With a sigh, she walks to the display on the machine -- only one missed called, which makes sense, seeing as Nathan’s mobile is his main form of communication -- and she vows silently to only let the message play far enough to skip it, to stop that infernal beeping so that it doesn’t split her head in two before she leaves; she promises herself she won’t listen, before she ever presses the playback button. It’s a promise she means to keep.
Until she hears the voice on the recording; then it’s a promise she breaks.
“Nathan,” and the voice -- a female voice -- is exasperated, devastated, disappointed, hurt -- all at once. “It’s me. Look...” the woman trails off, and something hangs in the silence, the rustle of static on the recording -- shifts and coils in Juliet’s stomach.
“Nathan, I know things between us haven’t been good lately, but we’ve been together for a long time.” She tries to think of all the ways that two people can be together -- business partners, friends -- but she doesn’t quite buy it, doesn’t quite believe, and the doubt runs cold in her blood as she fights the urge to turn it off, to delete the message and forget the unforgettable.
“And I know you.

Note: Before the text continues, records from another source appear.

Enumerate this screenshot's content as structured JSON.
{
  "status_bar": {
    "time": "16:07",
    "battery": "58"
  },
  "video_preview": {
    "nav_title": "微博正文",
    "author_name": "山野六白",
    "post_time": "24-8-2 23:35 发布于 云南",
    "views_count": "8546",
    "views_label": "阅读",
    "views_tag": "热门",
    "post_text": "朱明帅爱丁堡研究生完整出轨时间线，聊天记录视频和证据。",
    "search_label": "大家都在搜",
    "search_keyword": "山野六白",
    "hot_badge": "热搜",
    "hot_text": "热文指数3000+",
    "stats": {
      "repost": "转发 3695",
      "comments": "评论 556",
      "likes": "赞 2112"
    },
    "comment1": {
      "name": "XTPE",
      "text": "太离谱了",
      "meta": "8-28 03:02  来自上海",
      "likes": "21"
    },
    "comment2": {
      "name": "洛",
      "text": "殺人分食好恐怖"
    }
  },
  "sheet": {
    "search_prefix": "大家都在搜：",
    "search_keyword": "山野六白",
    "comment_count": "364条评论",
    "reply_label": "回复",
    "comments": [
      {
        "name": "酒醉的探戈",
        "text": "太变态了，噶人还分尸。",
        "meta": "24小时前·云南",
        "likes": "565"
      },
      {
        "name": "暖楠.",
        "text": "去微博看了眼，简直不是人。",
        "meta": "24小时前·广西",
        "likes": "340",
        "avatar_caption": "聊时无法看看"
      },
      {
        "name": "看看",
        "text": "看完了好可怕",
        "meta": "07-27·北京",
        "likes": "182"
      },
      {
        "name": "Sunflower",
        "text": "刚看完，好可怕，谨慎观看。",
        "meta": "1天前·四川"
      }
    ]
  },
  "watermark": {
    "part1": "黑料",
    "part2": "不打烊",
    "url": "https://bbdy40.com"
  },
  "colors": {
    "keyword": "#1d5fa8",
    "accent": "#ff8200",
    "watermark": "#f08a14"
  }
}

I know you, and I know how much you like being away on business.” She flinches at the tone, the intimacy and the resignation that bleed across the line; she can’t help it.
“Because you don’t like it. You hate being away on business, Nathan. So, you being gone for the better part of the past seven months?” Had it only been seven months? Had it been seven months already? “That was the first red flag. And I’m not stupid,” and there’s a sigh that follows, that echoes, filled with things that deepen the fracture gaping in her chest.
“I’m not an idiot. I know what it means when I see my husband three times in the space of half a fucking year.” There are more words, more things said, but it’s that single word that takes the fracture and cracks it in two, leaves her reeling and falling and exposed, clutching at the ledge of the countertop just to stay standing.
There are questions that cycle through her mind. Of course there are questions.
Only it feels like she has the answers already, without asking them. She’s never felt so sure of what she doesn’t know.
The woman, on the machine; it’s strange, but she sounds like a Heidi.
She grabs for her keys and leaves just as she entered; she doesn’t lock the door.